Answer: -60v
Step-by-step explanation:
As the given parameters are:
Applied voltage on DC shunt motor (V) = 250V
Armature resistance (R) = 2Ω
Armature current on full load (I1) = 40A
Armature current on no load (I2) = 10A
The back EMF (E) of a DC shunt motor can be calculated using the formula:
E = V - I * R
where V is the applied voltage, I is the armature current and R is the armature resistance.

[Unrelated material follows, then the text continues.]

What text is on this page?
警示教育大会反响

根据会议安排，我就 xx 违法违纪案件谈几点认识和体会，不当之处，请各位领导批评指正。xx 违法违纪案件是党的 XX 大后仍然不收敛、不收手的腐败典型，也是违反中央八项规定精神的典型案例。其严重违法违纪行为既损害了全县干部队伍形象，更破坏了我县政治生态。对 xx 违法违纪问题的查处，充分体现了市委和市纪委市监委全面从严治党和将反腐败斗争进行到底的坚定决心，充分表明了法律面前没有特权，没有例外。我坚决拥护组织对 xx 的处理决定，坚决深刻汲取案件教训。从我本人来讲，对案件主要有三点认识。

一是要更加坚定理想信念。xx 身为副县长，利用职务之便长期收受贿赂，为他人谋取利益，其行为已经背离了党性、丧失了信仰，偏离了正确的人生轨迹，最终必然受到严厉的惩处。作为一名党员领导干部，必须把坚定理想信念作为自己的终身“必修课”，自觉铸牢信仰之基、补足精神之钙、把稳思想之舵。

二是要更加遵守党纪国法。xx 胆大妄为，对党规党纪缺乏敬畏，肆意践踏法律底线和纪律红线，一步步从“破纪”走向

When the motor is on full load, the armature current is I1 = 40A, so the back EMF can be calculated as:
E1 = V - I1 * R
E1 = 250V - 40A * 2Ω
E1 = 250V - 80V
E1 = 170V
When the motor is on no load, the armature current is I2 = 10A, so the back EMF can be calculated as:
E2 = V - I2 * R
E2 = 250V - 10A * 2Ω
E2 = 250V - 20V
E2 = 230V
Therefore, the change in the back EMF when the motor goes from full load to no load is:
ΔE = E1 - E2
ΔE = 170V - 230V
ΔE = -60V
Hence, the change in the back EMF when the applied voltage on the DC shunt motor is 250 volts, armature resistance is 2 ohms, armature current on full load is 40 ampers, and on no load 10 ampers are -60V.